Les causes de l’arbitrage réglementaire

Très peu d’articles traitent de manière exclusive des causes de l’arbitrage réglementaire. Cependant, il est possible d’extraire un certain nombre d’éléments explicatifs à travers une lecture transversale des différentes contributions. Bien souvent, la causalité est abordée sous deux angles différents :

(1) Une première approche consiste à expliquer les moteurs et les freins (ou coûts) de l’arbitrage réglementaire. Le moteur principal reste la recherche du profit. Le profit de l’arbitrage réglementaire provient ultimement de la réduction des coûts que génèrent les réglementations. Les agents économiques pour éviter ces coûts utiliseront leur esprit d’entreprise, leur créativité, ce qui induira l’émergence d’innovations financières (une littérature abondante concernant les innovations financières sera développée dans la section 3.1). Les freins consistent dans des coûts (la littérature parle également de « frictions ») que rencontrent l’arbitragiste dans son activité de contournement des réglementations (cette littérature sera développée dans la section 3.2). Un arbitrage sera donc initié si ses revenus excèdent ses coûts.

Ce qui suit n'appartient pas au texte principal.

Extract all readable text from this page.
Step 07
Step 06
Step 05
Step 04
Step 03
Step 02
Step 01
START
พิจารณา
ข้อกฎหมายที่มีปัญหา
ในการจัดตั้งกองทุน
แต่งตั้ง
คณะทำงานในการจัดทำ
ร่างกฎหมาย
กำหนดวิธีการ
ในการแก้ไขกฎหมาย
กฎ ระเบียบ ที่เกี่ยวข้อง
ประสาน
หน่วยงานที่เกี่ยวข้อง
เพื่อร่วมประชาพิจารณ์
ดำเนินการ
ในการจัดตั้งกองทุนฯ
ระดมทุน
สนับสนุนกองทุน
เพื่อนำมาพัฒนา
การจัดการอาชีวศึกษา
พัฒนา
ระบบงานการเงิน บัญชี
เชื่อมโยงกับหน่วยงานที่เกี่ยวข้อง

(2) Une seconde approche, peut-être plus pertinente car elle propose un réel lien de causalité, consiste à analyser les mécanismes économiques fondamentaux qui créent les conditions de l’émergence des failles réglementaires ou « loopholes » (cette littérature sera développée dans la section 3.3). L’arbitrage réglementaire n’est plus uniquement l’œuvre de l’arbitragiste, mais le résultat d’une dynamique entre ce dernier et le régulateur producteur de réglementation. Cette approche est assez peu développée dans la littérature et l’apport principal de notre dissertation sera de la renforcer de manière significative et d’aller au-delà en analysant les modes de production des règles.